Positive Effects of a Musical Atmosphere on Students

by Abby @ Quaver on August 16, 2012

in In the Quaver Classroom!,Music Education News

Atmospheres . . . They’re Not Just for the Impressionist Period Anymore!

Our good friend Claude Debussy loved to paint pictures with music. His stunning aural environments surrounded listeners, allowing them to experience the feelings of a moonlit night or a raging storm.

Music programs are also capable of creating atmospheres which nurture cooperation, collaboration, tenacity, and unity. And for students who don’t shine in academics as well as artistic pursuits, it may just be a safe haven.

But don’t take our word for it. Consider what research suggests.

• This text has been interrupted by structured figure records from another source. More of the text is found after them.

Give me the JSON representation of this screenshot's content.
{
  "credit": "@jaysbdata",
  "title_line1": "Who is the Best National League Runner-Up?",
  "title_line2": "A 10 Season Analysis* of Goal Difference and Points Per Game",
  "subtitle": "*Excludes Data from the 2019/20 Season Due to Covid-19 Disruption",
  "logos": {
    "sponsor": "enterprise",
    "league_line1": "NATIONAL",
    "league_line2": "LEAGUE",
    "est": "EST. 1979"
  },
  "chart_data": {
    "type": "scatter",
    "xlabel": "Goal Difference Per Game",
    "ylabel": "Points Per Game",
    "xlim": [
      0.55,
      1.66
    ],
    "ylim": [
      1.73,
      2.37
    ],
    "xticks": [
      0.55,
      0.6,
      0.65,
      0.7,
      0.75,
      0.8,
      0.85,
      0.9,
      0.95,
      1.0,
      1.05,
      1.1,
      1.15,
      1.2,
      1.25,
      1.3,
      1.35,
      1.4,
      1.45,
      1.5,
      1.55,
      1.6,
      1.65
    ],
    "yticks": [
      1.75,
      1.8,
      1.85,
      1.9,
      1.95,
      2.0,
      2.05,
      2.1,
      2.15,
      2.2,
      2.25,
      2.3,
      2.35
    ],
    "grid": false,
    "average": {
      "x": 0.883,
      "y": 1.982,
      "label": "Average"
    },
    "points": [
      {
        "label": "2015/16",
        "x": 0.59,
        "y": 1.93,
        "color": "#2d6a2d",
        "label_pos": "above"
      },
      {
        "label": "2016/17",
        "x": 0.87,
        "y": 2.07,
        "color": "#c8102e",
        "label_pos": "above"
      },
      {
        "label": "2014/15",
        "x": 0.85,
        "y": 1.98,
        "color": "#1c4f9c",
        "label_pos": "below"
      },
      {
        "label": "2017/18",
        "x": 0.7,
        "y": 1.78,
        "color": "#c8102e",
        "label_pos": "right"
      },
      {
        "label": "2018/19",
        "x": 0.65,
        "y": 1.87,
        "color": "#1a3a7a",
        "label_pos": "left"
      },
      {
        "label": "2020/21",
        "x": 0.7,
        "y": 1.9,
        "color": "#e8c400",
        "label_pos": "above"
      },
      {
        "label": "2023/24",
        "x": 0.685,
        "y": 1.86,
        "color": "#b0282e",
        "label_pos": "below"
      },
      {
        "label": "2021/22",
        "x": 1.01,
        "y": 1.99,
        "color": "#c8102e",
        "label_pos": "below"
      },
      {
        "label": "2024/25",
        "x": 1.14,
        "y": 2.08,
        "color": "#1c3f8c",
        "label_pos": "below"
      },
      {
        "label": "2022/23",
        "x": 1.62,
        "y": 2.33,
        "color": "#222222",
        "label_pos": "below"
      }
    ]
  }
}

Positive Effects of Music Class

In a one-year study published in Psychology of Music (4/13/12) elementary school children who participated in interactive musical games showed:

“higher emotional empathy scores after the study than before and higher scores than the control group.”

Similarly, researcher Eric Jensen found that students who participate in music offerings at school:

  • connect to each other better
  • achieve greater camaraderie
  • engage in fewer fights
  • exhibit less racism
  • and register a reduced use of hurtful sarcasm

In a 2005 report called Critical Evidence, The Arts Education Partnership and the National Assemble of State Arts Agencies found that participation in the arts (including music) played “a key role in developing social competencies among educationally or economically disadvantaged youth who are at the greatest risk of dropping out.” It was also cited for its value in developing self-confidence and self-control, conflict resolution, empathy, and social tolerance.

What a joy to know that impact of your music instruction reaches far beyond your classroom.